# Extended warranty worth it?



## kevdogX6 (Aug 22, 2020)

I recently purchased a 2016 X6 iDrive50i with now about 40k miles. Was very well maintained at a dealership according to the Carfax. It has a 100k mile powertrain warranty from Allstate.

The original warranty expires next month. Anyone feel strongly about whether I should purchase an extended warranty? I have a local mechanic that I trust and he himself has a BMW, he would be doing any repair work if I do not extend the warranty.


----------



## Autoputzer (Mar 16, 2014)

Statistically, no. On average, repair costs are lower than what the warranties cost. If they weren't, the company selling them would go bankrupt.


----------



## jeff661 (Sep 22, 2017)

I agree with Autoputzer. On average the cost of maintenance must be less than the cost of the warranty. It's really insurance. If you had $3,000 repair would that be a problem? The warranty allows you to cap your downside (to some degree). Odds are on your side but if you had a couple of major expenses over the next 3 years would that be ok? I only bought an extended warranty once. It was a Volvo S80 and the warranty paid for a new transmission that I'm sure was way more than than warranty.


----------



## Autoputzer (Mar 16, 2014)

You buy insurance to protect you from losses which you wouldn't financially survive, e.g. you causing a traffic accident which resulted in a school bus full of lawyers' kids careening off a cliff.

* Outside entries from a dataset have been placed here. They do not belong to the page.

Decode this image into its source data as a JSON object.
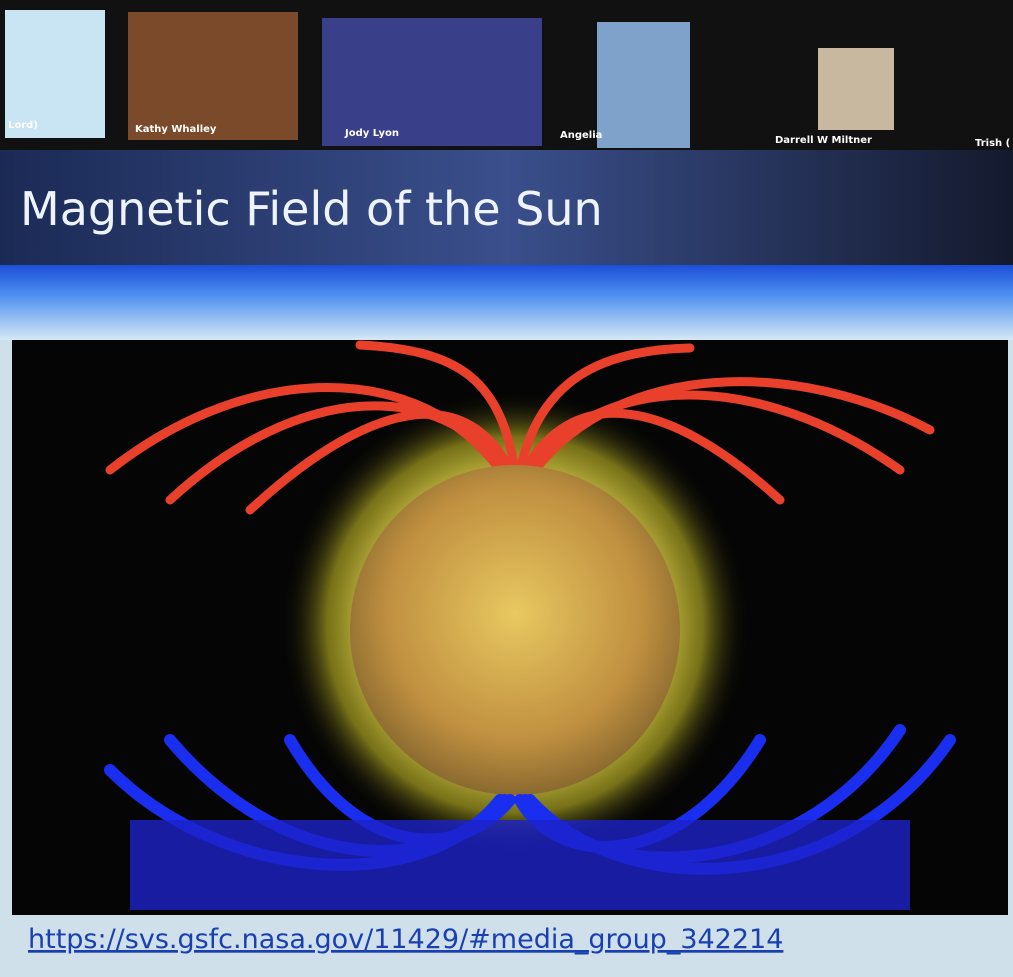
{
  "participants": [
    {
      "name": "Lord)"
    },
    {
      "name": "Kathy Whalley"
    },
    {
      "name": "Jody Lyon"
    },
    {
      "name": "Angelia"
    },
    {
      "name": "Darrell W Miltner"
    },
    {
      "name": "Trish ("
    }
  ],
  "slide": {
    "title": "Magnetic Field of the Sun",
    "link": "https://svs.gsfc.nasa.gov/11429/#media_group_342214"
  }
}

I just had a $3400 repair bill on my 535i. Most of that was suspension damage after hitting a massive hole. It wasn't a pot hole, which is caused by environmental conditions (rain and/or freezing temperatures). This hole was intentionally dug by the Bubbaville Beach Water Department. 

The way I mentally and financially cope with these large repair bills is that I budget for them. After 50k miles, I budget $0.20/mile for the maintenance and repairs of my BMW's. I also quantify my annual deprecation by looking up the values of my cars on KBB.com. Once you see what deprecation is on a newer BMW, those occasional $3k repair bills don't seem all that bad.


----------



## effduration (Nov 11, 2008)

A Bmw 4.4 liter V8 with twin turbos (iDrive50i)? What could go wrong? Sounds cheap to repair too....😁

I would read the Allstate warranty carefully and understand any exclusions, deductibles. 
I would also get a couple of quotes on reputable extended warranties & understand what they do and do not cover. 

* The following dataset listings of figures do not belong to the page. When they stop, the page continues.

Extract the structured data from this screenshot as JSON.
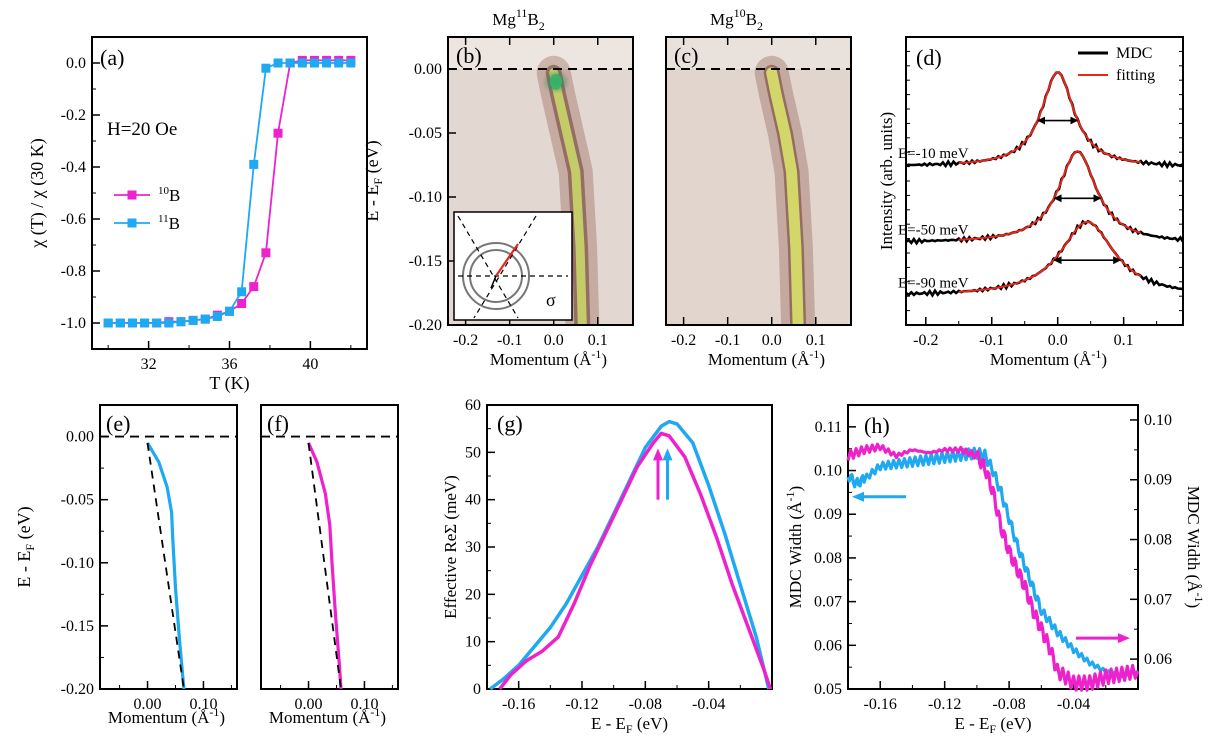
{
  "colors": {
    "b10": "#EE22CC",
    "b11": "#1EA9F0",
    "black": "#000000",
    "red": "#E8261A"
  },
  "panels": {
    "a": {
      "label": "(a)",
      "annotation": "H=20 Oe"
    },
    "b": {
      "label": "(b)",
      "title_base": "Mg",
      "title_sup": "11",
      "title_tail": "B",
      "title_sub": "2"
    },
    "c": {
      "label": "(c)",
      "title_base": "Mg",
      "title_sup": "10",
      "title_tail": "B",
      "title_sub": "2"
    },
    "d": {
      "label": "(d)"
    },
    "e": {
      "label": "(e)"
    },
    "f": {
      "label": "(f)"
    },
    "g": {
      "label": "(g)"
    },
    "h": {
      "label": "(h)"
    }
  },
  "chart_data": [
    {
      "id": "a",
      "type": "line",
      "xlabel": "T (K)",
      "ylabel": "χ (T) / χ (30 K)",
      "xlim": [
        29.2,
        42.8
      ],
      "ylim": [
        -1.1,
        0.1
      ],
      "xticks": [
        32,
        36,
        40
      ],
      "yticks": [
        0.0,
        -0.2,
        -0.4,
        -0.6,
        -0.8,
        -1.0
      ],
      "ytick_labels": [
        "0.0",
        "-0.2",
        "-0.4",
        "-0.6",
        "-0.8",
        "-1.0"
      ],
      "legend": {
        "placement": "left",
        "entries": [
          {
            "sup": "10",
            "text": "B",
            "series": "10B"
          },
          {
            "sup": "11",
            "text": "B",
            "series": "11B"
          }
        ]
      },
      "series": [
        {
          "name": "10B",
          "color": "#EE22CC",
          "x": [
            30.0,
            30.6,
            31.2,
            31.8,
            32.4,
            33.0,
            33.6,
            34.2,
            34.8,
            35.4,
            36.0,
            36.6,
            37.2,
            37.8,
            38.4,
            39.0,
            39.6,
            40.2,
            40.8,
            41.4,
            42.0
          ],
          "y": [
            -1.0,
            -1.0,
            -1.0,
            -1.0,
            -1.0,
            -0.995,
            -0.995,
            -0.99,
            -0.985,
            -0.97,
            -0.955,
            -0.925,
            -0.86,
            -0.73,
            -0.27,
            0.0,
            0.01,
            0.01,
            0.01,
            0.01,
            0.01
          ]
        },
        {
          "name": "11B",
          "color": "#1EA9F0",
          "x": [
            30.0,
            30.6,
            31.2,
            31.8,
            32.4,
            33.0,
            33.6,
            34.2,
            34.8,
            35.4,
            36.0,
            36.6,
            37.2,
            37.8,
            38.4,
            39.0,
            39.6,
            40.2,
            40.8,
            41.4,
            42.0
          ],
          "y": [
            -1.0,
            -1.0,
            -1.0,
            -1.0,
            -1.0,
            -1.0,
            -0.995,
            -0.99,
            -0.985,
            -0.975,
            -0.955,
            -0.88,
            -0.39,
            -0.02,
            0.0,
            0.0,
            0.0,
            0.0,
            0.0,
            0.0,
            0.0
          ]
        }
      ]
    },
    {
      "id": "b",
      "type": "heatmap",
      "xlabel": "Momentum (Å⁻¹)",
      "ylabel": "E - E_F (eV)",
      "xlim": [
        -0.24,
        0.18
      ],
      "ylim": [
        -0.2,
        0.025
      ],
      "xticks": [
        -0.2,
        -0.1,
        0.0,
        0.1
      ],
      "xtick_labels": [
        "-0.2",
        "-0.1",
        "0.0",
        "0.1"
      ],
      "yticks": [
        0.0,
        -0.05,
        -0.1,
        -0.15,
        -0.2
      ],
      "ytick_labels": [
        "0.00",
        "-0.05",
        "-0.10",
        "-0.15",
        "-0.20"
      ],
      "band": {
        "k": [
          0.0,
          0.01,
          0.03,
          0.05,
          0.06,
          0.065
        ],
        "E": [
          -0.003,
          -0.02,
          -0.05,
          -0.08,
          -0.14,
          -0.2
        ]
      },
      "inset_label": "σ"
    },
    {
      "id": "c",
      "type": "heatmap",
      "xlabel": "Momentum (Å⁻¹)",
      "xlim": [
        -0.24,
        0.18
      ],
      "ylim": [
        -0.2,
        0.025
      ],
      "xticks": [
        -0.2,
        -0.1,
        0.0,
        0.1
      ],
      "xtick_labels": [
        "-0.2",
        "-0.1",
        "0.0",
        "0.1"
      ],
      "band": {
        "k": [
          0.0,
          0.01,
          0.03,
          0.045,
          0.055,
          0.06
        ],
        "E": [
          -0.003,
          -0.02,
          -0.05,
          -0.08,
          -0.14,
          -0.2
        ]
      }
    },
    {
      "id": "d",
      "type": "line",
      "xlabel": "Momentum (Å⁻¹)",
      "ylabel": "Intensity (arb. units)",
      "xlim": [
        -0.23,
        0.19
      ],
      "xticks": [
        -0.2,
        -0.1,
        0.0,
        0.1
      ],
      "xtick_labels": [
        "-0.2",
        "-0.1",
        "0.0",
        "0.1"
      ],
      "legend": {
        "placement": "top-right",
        "entries": [
          "MDC",
          "fitting"
        ]
      },
      "curves": [
        {
          "label": "E=-10 meV",
          "center": 0.0,
          "width": 0.06
        },
        {
          "label": "E=-50 meV",
          "center": 0.03,
          "width": 0.07
        },
        {
          "label": "E=-90 meV",
          "center": 0.045,
          "width": 0.1
        }
      ]
    },
    {
      "id": "e",
      "type": "line",
      "xlabel": "Momentum (Å⁻¹)",
      "ylabel": "E - E_F (eV)",
      "xlim": [
        -0.085,
        0.16
      ],
      "ylim": [
        -0.2,
        0.025
      ],
      "xticks": [
        0.0,
        0.1
      ],
      "xtick_labels": [
        "0.00",
        "0.10"
      ],
      "yticks": [
        0.0,
        -0.05,
        -0.1,
        -0.15,
        -0.2
      ],
      "ytick_labels": [
        "0.00",
        "-0.05",
        "-0.10",
        "-0.15",
        "-0.20"
      ],
      "series": [
        {
          "name": "11B",
          "color": "#1EA9F0",
          "k": [
            0.0,
            0.02,
            0.035,
            0.043,
            0.045,
            0.05,
            0.057,
            0.065
          ],
          "E": [
            -0.005,
            -0.02,
            -0.04,
            -0.06,
            -0.08,
            -0.12,
            -0.16,
            -0.2
          ]
        },
        {
          "name": "bare",
          "style": "dashed",
          "k": [
            0.0,
            0.065
          ],
          "E": [
            -0.005,
            -0.2
          ]
        }
      ]
    },
    {
      "id": "f",
      "type": "line",
      "xlabel": "Momentum (Å⁻¹)",
      "xlim": [
        -0.085,
        0.16
      ],
      "ylim": [
        -0.2,
        0.025
      ],
      "xticks": [
        0.0,
        0.1
      ],
      "xtick_labels": [
        "0.00",
        "0.10"
      ],
      "series": [
        {
          "name": "10B",
          "color": "#EE22CC",
          "k": [
            0.0,
            0.015,
            0.03,
            0.038,
            0.042,
            0.048,
            0.055,
            0.058
          ],
          "E": [
            -0.005,
            -0.02,
            -0.045,
            -0.07,
            -0.1,
            -0.14,
            -0.18,
            -0.2
          ]
        },
        {
          "name": "bare",
          "style": "dashed",
          "k": [
            0.0,
            0.058
          ],
          "E": [
            -0.005,
            -0.2
          ]
        }
      ]
    },
    {
      "id": "g",
      "type": "line",
      "xlabel": "E - E_F (eV)",
      "ylabel": "Effective ReΣ (meV)",
      "xlim": [
        -0.18,
        0.0
      ],
      "ylim": [
        0,
        60
      ],
      "xticks": [
        -0.16,
        -0.12,
        -0.08,
        -0.04
      ],
      "xtick_labels": [
        "-0.16",
        "-0.12",
        "-0.08",
        "-0.04"
      ],
      "yticks": [
        0,
        10,
        20,
        30,
        40,
        50,
        60
      ],
      "ytick_labels": [
        "0",
        "10",
        "20",
        "30",
        "40",
        "50",
        "60"
      ],
      "series": [
        {
          "name": "11B",
          "color": "#1EA9F0",
          "x": [
            -0.178,
            -0.17,
            -0.16,
            -0.15,
            -0.14,
            -0.13,
            -0.12,
            -0.11,
            -0.1,
            -0.09,
            -0.08,
            -0.07,
            -0.065,
            -0.06,
            -0.05,
            -0.04,
            -0.03,
            -0.02,
            -0.01,
            -0.002
          ],
          "y": [
            0,
            2,
            5,
            9,
            13,
            18,
            24,
            30,
            37,
            44,
            51,
            55.5,
            56.5,
            56,
            52,
            43,
            33,
            22,
            11,
            0
          ]
        },
        {
          "name": "10B",
          "color": "#EE22CC",
          "x": [
            -0.172,
            -0.165,
            -0.155,
            -0.145,
            -0.135,
            -0.125,
            -0.115,
            -0.105,
            -0.095,
            -0.085,
            -0.075,
            -0.07,
            -0.065,
            -0.055,
            -0.045,
            -0.035,
            -0.025,
            -0.015,
            -0.005,
            -0.001
          ],
          "y": [
            0,
            3,
            6,
            8,
            11,
            18,
            26,
            33,
            40,
            47,
            52,
            54,
            53.5,
            49,
            41,
            32,
            22,
            13,
            4,
            0
          ]
        }
      ],
      "markers": [
        {
          "series": "10B",
          "x": -0.072,
          "direction": "up"
        },
        {
          "series": "11B",
          "x": -0.066,
          "direction": "up"
        }
      ]
    },
    {
      "id": "h",
      "type": "line",
      "xlabel": "E - E_F (eV)",
      "ylabel": "MDC Width (Å⁻¹)",
      "ylabel_right": "MDC Width (Å⁻¹)",
      "xlim": [
        -0.18,
        0.0
      ],
      "ylim": [
        0.05,
        0.115
      ],
      "ylim_right": [
        0.055,
        0.1025
      ],
      "xticks": [
        -0.16,
        -0.12,
        -0.08,
        -0.04
      ],
      "xtick_labels": [
        "-0.16",
        "-0.12",
        "-0.08",
        "-0.04"
      ],
      "yticks": [
        0.05,
        0.06,
        0.07,
        0.08,
        0.09,
        0.1,
        0.11
      ],
      "ytick_labels": [
        "0.05",
        "0.06",
        "0.07",
        "0.08",
        "0.09",
        "0.10",
        "0.11"
      ],
      "yticks_right": [
        0.06,
        0.07,
        0.08,
        0.09,
        0.1
      ],
      "ytick_labels_right": [
        "0.06",
        "0.07",
        "0.08",
        "0.09",
        "0.10"
      ],
      "series": [
        {
          "name": "11B",
          "color": "#1EA9F0",
          "axis": "left",
          "x": [
            -0.18,
            -0.175,
            -0.17,
            -0.16,
            -0.15,
            -0.14,
            -0.13,
            -0.12,
            -0.11,
            -0.1,
            -0.095,
            -0.09,
            -0.085,
            -0.08,
            -0.075,
            -0.07,
            -0.065,
            -0.06,
            -0.05,
            -0.04,
            -0.03,
            -0.02,
            -0.01,
            0.0
          ],
          "y": [
            0.099,
            0.097,
            0.098,
            0.101,
            0.1015,
            0.102,
            0.1025,
            0.103,
            0.1035,
            0.104,
            0.1035,
            0.1,
            0.095,
            0.089,
            0.083,
            0.078,
            0.073,
            0.068,
            0.063,
            0.059,
            0.056,
            0.054,
            0.053,
            0.054
          ]
        },
        {
          "name": "10B",
          "color": "#EE22CC",
          "axis": "right",
          "x": [
            -0.18,
            -0.17,
            -0.16,
            -0.15,
            -0.14,
            -0.13,
            -0.12,
            -0.11,
            -0.1,
            -0.095,
            -0.09,
            -0.085,
            -0.08,
            -0.075,
            -0.07,
            -0.065,
            -0.06,
            -0.055,
            -0.05,
            -0.04,
            -0.03,
            -0.02,
            -0.01,
            0.0
          ],
          "y": [
            0.094,
            0.095,
            0.0955,
            0.094,
            0.095,
            0.0945,
            0.095,
            0.095,
            0.094,
            0.092,
            0.088,
            0.082,
            0.078,
            0.075,
            0.072,
            0.068,
            0.065,
            0.062,
            0.058,
            0.056,
            0.056,
            0.057,
            0.0575,
            0.058
          ]
        }
      ],
      "axis_arrows": [
        {
          "series": "11B",
          "points_to": "left"
        },
        {
          "series": "10B",
          "points_to": "right"
        }
      ]
    }
  ]
}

Then I would think about it. IME, most of the value in these extended warranties are in the last 6 months /10,000 miles of their lives. Many warranties are not transferable to subsequent owners. If I thought I was going to own your car for another 5 years and 60,000 miles and I could get a reputable warranty for that period for $2,000-$2,500 with terms I could live with, I might buy it. If it's $4,000+ probably not.


----------



## SriniK (Aug 26, 2020)

My M550i had about 45K miles when I bought it. After hearing nightmare stories, I ended up buying extended warranty from a BMW dealer. I paid $3700 for 5 yrs/70K miles bumper to bumper with no deductible from a company called ASC.


----------



## jeff661 (Sep 22, 2017)

I'm not sure if this is true in all states but in California, extended vehicle warranties are regulated as insurance. And if you cancel the warranty before the end of the term you can get back the prorated value. So, when i traded in my Volvo, the dealer wasn't interested in me transferring the warranty to them, so i cancelled it and got back a lot of money. Keep this in mind if you bought an extended warranty and then sold (or totaled) the car before you used up the term.


----------



## Doug Huffman (Apr 25, 2015)

Will you cite the regulation, please?


----------



## jeff661 (Sep 22, 2017)

See "Can I cancel a vehicle service contract" Guide to Automobile Service Contracts, Extended Warranties and Other Repair Agreements


----------



## Doug Huffman (Apr 25, 2015)

jeff661 said:


> See "Can I cancel a vehicle service contract" Guide to Automobile Service Contracts, Extended Warranties and Other Repair Agreements


*Can I Cancel a VSC ? *
All VSCs are cancelable under California Civil Code Section 1794.41. The obligor must give you a full refund of the VSC purchase price if you meet all of the following requirements:

You cancel the VSC within 60 days after receiving the contract, or 30 days if your car is used and came without a manufacturer warranty.
You send your cancellation notice as specified in the VSC.
You have not filed a claim with the dealer or VSCP.(If you have filed a claim, you may still cancel, but you will only receive a partial refund. The obligor may keep some of the purchase price based on the elapsed time or mileage, as specified in the VSC.)


----------



## BeemRN-5S (Dec 5, 2016)

I had purchased an extended warranty for my 2013 528i xDrive. Months before its expiration, I had some problems that needed repairs. They shouldered the $3000.00 cost of repair. Now, in less than a year after the repair, my car is dead and BMW suggested my car needed an engine replacement that'll cost close to $20K. Guess what? I have no more coverage. Probably might end up taking my car to a local mechanic for a cheaper cost of repair. Extended warranty is recommended especially for a used out of warranty expensive European cars.


----------